# Changed rear beam from MK2 to Mk3 VR6



## engai69 (Sep 9, 2005)

I need some help. Just replaced my MK2 rear beam with a MK3 rear beam. How do I set up the rear brakes to match a non abs set up using a 22mm mc. 

From one set up that I saw, a fellow dubber from England used a proportion valve for each side of the beam. I can't exactly see how this is set up. Can somebody send me some clearer photos of their setup and explain how to do it. Completely, like if they had to run new hard lines to how many proportion valves. It almost looks like he used one for each side but I cannot see it clearly. And is it good to use copper hard lines? I need help so I can get this done. Thanks


----------



## stratocaster (Jul 13, 2004)

It looks to me like he only has a proportioning valve on one side. Theres no reason why you would need two back there. All you should need to do is run new lines into a single proportioning valve, and out into each caliper. 

People use copper lines because they're supposedly easier to bend, but lines are lines. Its not going to make a difference what metal they're made of once they're installed. All I can say is be EXTREMELY careful when bending new lines, and use the correct tools to do it. Obviously you don't want to end up with a kink somewhere.

I'm a MK4 guy, so I'm not extremely familiar with the setup on the older VWs. However, I'm a mechanic by trade, so this is my best advice based on the information I have. Hope it helps. :thumbup:


----------



## engai69 (Sep 9, 2005)

stratocaster said:


> It looks to me like he only has a proportioning valve on one side. Theres no reason why you would need two back there. All you should need to do is run new lines into a single proportioning valve, and out into each caliper.
> 
> People use copper lines because they're supposedly easier to bend, but lines are lines. Its not going to make a difference what metal they're made of once they're installed. All I can say is be EXTREMELY careful when bending new lines, and use the correct tools to do it. Obviously you don't want to end up with a kink somewhere.
> 
> I'm a MK4 guy, so I'm not extremely familiar with the setup on the older VWs. However, I'm a mechanic by trade, so this is my best advice based on the information I have. Hope it helps. :thumbup:


Yes, this helps because I wasn't sure how he had the other side hooked up? I did not see a line running from the proportioning valve to the other side but I see something hooked up on that far side. 

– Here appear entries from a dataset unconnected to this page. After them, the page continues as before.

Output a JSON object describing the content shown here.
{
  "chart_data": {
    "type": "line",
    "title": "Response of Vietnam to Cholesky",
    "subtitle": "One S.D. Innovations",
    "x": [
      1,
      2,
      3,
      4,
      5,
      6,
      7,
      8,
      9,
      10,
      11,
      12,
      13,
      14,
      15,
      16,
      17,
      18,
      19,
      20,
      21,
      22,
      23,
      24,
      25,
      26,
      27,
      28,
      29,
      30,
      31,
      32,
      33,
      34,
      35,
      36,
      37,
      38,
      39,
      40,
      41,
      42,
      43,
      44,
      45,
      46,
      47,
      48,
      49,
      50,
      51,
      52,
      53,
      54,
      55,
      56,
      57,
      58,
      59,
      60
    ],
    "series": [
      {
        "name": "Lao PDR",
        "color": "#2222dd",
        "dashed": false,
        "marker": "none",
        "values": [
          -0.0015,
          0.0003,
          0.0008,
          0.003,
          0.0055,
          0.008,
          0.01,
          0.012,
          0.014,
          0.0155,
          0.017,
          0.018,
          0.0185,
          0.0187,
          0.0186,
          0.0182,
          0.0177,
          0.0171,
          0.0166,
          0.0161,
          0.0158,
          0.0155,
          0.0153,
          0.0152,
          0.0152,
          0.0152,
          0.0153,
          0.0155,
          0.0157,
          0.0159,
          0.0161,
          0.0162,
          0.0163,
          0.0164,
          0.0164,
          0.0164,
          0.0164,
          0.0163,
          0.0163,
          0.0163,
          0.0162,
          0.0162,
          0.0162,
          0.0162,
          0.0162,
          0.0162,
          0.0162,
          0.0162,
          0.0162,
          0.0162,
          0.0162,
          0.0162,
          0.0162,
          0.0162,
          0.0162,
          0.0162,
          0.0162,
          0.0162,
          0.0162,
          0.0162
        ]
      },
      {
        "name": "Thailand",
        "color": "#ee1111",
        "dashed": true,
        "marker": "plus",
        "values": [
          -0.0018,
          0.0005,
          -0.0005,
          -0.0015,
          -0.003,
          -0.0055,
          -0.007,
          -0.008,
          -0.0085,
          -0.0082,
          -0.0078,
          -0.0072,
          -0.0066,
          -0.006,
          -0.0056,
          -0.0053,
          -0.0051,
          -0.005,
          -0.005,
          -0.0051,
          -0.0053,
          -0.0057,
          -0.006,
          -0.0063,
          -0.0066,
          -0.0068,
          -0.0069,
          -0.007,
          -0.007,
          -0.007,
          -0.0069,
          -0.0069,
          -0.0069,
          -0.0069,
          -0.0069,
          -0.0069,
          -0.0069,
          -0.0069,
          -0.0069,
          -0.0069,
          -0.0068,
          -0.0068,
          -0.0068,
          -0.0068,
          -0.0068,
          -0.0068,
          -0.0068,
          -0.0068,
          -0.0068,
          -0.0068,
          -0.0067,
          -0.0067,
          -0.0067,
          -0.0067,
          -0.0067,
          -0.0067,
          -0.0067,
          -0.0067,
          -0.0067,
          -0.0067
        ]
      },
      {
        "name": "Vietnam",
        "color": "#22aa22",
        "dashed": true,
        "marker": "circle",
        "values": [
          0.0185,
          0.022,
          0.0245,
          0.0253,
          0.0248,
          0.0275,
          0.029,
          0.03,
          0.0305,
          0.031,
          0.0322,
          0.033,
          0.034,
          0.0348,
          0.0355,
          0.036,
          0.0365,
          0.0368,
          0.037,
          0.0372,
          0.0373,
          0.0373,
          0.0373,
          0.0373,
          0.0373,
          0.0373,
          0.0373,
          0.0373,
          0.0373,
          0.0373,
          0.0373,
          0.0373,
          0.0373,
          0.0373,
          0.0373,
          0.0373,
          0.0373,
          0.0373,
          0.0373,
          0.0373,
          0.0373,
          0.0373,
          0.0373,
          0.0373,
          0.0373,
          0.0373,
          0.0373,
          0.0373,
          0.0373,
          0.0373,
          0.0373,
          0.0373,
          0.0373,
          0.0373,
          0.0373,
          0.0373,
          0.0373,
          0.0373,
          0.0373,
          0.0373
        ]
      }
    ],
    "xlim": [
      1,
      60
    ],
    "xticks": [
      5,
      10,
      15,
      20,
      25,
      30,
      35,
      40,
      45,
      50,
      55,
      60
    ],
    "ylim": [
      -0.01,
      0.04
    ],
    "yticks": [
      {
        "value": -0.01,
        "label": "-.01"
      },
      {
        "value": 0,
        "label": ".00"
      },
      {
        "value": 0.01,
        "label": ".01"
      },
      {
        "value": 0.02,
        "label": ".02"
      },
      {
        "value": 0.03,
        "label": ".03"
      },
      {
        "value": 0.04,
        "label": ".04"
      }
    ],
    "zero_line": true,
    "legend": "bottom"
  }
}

Not sure if I will use copper, lol, people have been stealing copper to sell because of the economy. lol


----------



## germancarnut51 (Mar 23, 2008)

Copper is too soft for use on a car (work hardens, comes brittle and breaks).

If I were you, I go to a junkyard and get a set of brake lines from a MKIII ABA car.

I'd use the single proportioning valve setup from a MKIII ABA car, and get a proportioning valve from an appropriate car (if you have rear drum brakes, get a proportioning valve from a drum brake car, and if you're running rear disc brakes, get the proportioing valve from a rear disc brake car).


----------



## engai69 (Sep 9, 2005)

germancarnut51 said:


> Copper is too soft for use on a car (work hardens, comes brittle and breaks).
> 
> If I were you, I go to a junkyard and get a set of brake lines from a MKIII ABA car.
> 
> I'd use the single proportioning valve setup from a MKIII ABA car, and get a proportioning valve from an appropriate car (if you have rear drum brakes, get a proportioning valve from a drum brake car, and if you're running rear disc brakes, get the proportioing valve from a rear disc brake car).



Great info also. I didn't know the MK3 lines would fit on the MK2 like that. I thought that they were too long but if everything is plug and play, that's the way that I will go. Used lines and a proportioning valve should be inexpensive from the junkyard.


----------



## engai69 (Sep 9, 2005)

Anyone have pics of their mk3 rear beam swap on a Mk2? I want to see how you set the rear proportion valve up?


----------